Tailoring superelastic and transformation-induced plastic response of shape memory multilayers with wavy architectures
Published in Mechanics of Advanced Materials and Structures, 2023
Multilayers with wavy architectures are found wide-ranging applications in various engineering practices as they can improve certain performance characteristics, such as toughness and thermal stability, or exist naturally in biological tissues to meet certain targeted performances [44–46]. A case in point is the chordae tendinae which are tendons composed of collagen fibers arranged in planar crimped patterns which control the opening and closing of a heart valve.

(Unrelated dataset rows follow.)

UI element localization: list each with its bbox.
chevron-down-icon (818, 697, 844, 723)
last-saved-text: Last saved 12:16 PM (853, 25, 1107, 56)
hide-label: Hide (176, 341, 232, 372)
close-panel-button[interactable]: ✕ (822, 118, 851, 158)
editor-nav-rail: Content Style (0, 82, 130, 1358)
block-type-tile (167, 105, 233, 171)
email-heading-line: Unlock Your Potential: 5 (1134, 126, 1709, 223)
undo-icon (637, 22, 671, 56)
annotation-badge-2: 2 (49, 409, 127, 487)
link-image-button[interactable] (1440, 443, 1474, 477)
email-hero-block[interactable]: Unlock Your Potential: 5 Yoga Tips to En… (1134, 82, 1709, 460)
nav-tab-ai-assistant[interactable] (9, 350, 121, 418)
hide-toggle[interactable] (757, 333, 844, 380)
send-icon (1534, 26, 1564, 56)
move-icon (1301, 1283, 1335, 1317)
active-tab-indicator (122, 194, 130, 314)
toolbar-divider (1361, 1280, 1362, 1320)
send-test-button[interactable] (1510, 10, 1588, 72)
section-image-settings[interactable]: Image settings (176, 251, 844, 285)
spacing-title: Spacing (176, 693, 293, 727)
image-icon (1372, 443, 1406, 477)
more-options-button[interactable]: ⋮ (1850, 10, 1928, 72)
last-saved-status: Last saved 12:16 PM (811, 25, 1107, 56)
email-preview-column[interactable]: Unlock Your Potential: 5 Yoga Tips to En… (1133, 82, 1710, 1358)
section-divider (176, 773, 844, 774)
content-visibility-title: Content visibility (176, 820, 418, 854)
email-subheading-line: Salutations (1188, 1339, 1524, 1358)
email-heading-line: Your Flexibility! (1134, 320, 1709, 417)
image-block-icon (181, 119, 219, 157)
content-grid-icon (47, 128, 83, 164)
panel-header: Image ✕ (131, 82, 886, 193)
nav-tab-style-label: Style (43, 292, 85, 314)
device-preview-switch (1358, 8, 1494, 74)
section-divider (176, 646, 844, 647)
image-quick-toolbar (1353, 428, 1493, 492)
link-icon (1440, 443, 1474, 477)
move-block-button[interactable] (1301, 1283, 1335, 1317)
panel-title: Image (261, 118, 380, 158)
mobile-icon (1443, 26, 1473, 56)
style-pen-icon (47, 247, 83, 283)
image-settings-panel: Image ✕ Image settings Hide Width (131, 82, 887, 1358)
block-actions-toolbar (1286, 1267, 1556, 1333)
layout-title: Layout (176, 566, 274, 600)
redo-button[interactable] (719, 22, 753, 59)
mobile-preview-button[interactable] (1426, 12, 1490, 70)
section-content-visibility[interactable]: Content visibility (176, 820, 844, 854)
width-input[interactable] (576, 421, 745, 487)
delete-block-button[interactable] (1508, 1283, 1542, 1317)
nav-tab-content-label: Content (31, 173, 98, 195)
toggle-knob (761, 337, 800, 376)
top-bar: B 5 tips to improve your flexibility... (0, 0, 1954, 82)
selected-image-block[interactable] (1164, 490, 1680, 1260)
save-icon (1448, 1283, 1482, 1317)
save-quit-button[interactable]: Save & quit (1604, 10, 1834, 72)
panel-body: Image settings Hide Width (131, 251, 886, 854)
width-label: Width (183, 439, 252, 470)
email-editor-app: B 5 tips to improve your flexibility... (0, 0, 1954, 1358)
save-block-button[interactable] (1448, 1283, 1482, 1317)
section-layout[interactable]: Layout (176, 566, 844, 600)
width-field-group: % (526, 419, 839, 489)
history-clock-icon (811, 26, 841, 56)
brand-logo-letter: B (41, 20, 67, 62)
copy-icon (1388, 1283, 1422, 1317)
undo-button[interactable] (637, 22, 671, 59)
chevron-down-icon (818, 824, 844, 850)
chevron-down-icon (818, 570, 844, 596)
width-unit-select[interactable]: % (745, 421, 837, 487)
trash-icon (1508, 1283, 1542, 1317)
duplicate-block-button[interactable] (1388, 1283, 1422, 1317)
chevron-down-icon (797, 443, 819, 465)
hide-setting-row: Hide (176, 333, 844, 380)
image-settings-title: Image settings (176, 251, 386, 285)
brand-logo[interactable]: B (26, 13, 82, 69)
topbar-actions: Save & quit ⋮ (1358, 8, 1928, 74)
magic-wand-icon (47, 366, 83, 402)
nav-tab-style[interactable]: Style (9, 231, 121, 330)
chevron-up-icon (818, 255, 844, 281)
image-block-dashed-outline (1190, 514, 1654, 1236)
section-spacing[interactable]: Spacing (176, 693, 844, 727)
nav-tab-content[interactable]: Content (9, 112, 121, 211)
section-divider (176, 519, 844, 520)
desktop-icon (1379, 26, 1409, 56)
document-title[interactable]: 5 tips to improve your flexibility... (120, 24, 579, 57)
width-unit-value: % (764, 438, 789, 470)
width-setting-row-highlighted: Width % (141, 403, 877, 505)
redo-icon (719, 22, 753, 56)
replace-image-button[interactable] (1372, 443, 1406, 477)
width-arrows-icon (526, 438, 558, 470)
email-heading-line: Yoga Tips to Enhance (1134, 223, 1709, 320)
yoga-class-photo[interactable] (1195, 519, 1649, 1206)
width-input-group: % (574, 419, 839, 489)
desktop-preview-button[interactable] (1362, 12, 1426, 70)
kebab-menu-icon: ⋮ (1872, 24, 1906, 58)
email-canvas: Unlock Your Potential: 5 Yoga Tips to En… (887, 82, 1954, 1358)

The waviness and layer thickness have been shown to significantly affect the homogenized and localized elastoplastic response of multilayered wavy architectures, as discussed by Khatam and Pindera [47]. To the authors’ best knowledge, there is no reported work that describes the shape memory response and the underpinning mechanisms during the deformation of multilayered wavy architectures. Thus, the current work is motivated to contribute to this subject, which is important in SMA composite design and applications.